Als Erzähler führen Walter A. Schwarz und Heiner Schmidt durch die Handlung; die Rolle von Diederich Heßling spricht Heinz Drache, der allen durch die "Edgar-Wallace-Filme" bekannt ist, großartig. Auch die weiteren über 50 Sprecher (u.a. Walter Jokisch, Gisela Zoch, Gerd Baltus, Ernst Fritz Fürbringer, Horst-Michael Neutze, Karl Lieffen, Hans Caninenberg, Matthias Ponnier und Irmgard Först) sind hervorragend.
Die Figuren - allen voran Diederich Heßling - werden so lebendig, daß man glaubt seine Lehrer und Vorgesetzen - und manchmal, leider, auch seine Freunde und sich selbst - zu erkennen. Dadurch wird deutlich, daß der Roman von Heinrich Mann immer noch zeitgemäß und keineswegs "verstaubt" ist.
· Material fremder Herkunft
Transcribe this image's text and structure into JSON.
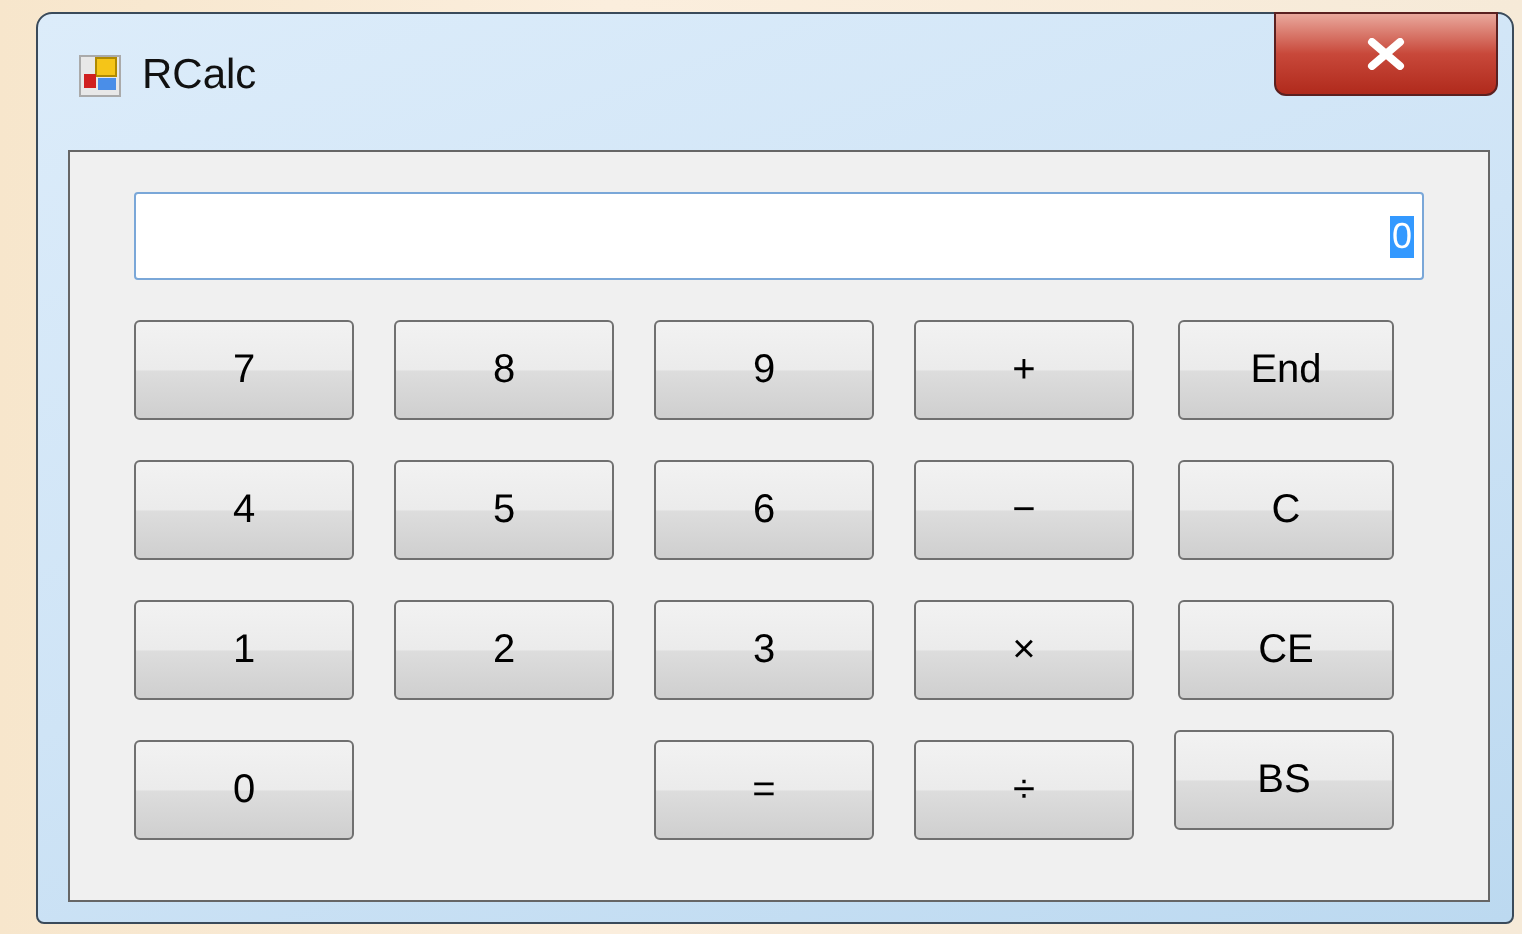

Dem Hör Verlag kann man zu dieser Produktion gratulieren. Das Preis-Leistungs-Verhältnis stimmt und die CD-Version ist nicht mehr teuerer als die auf Kassette.
Es wäre wünschenswert, wenn der Hör Verlag weitere ältere Hörspiele aus dem Fundus der Rundfunkanstalten veröffentlichen würde - aber bitte als CD. Ich denke dabei z.B. an "Des Teufels General".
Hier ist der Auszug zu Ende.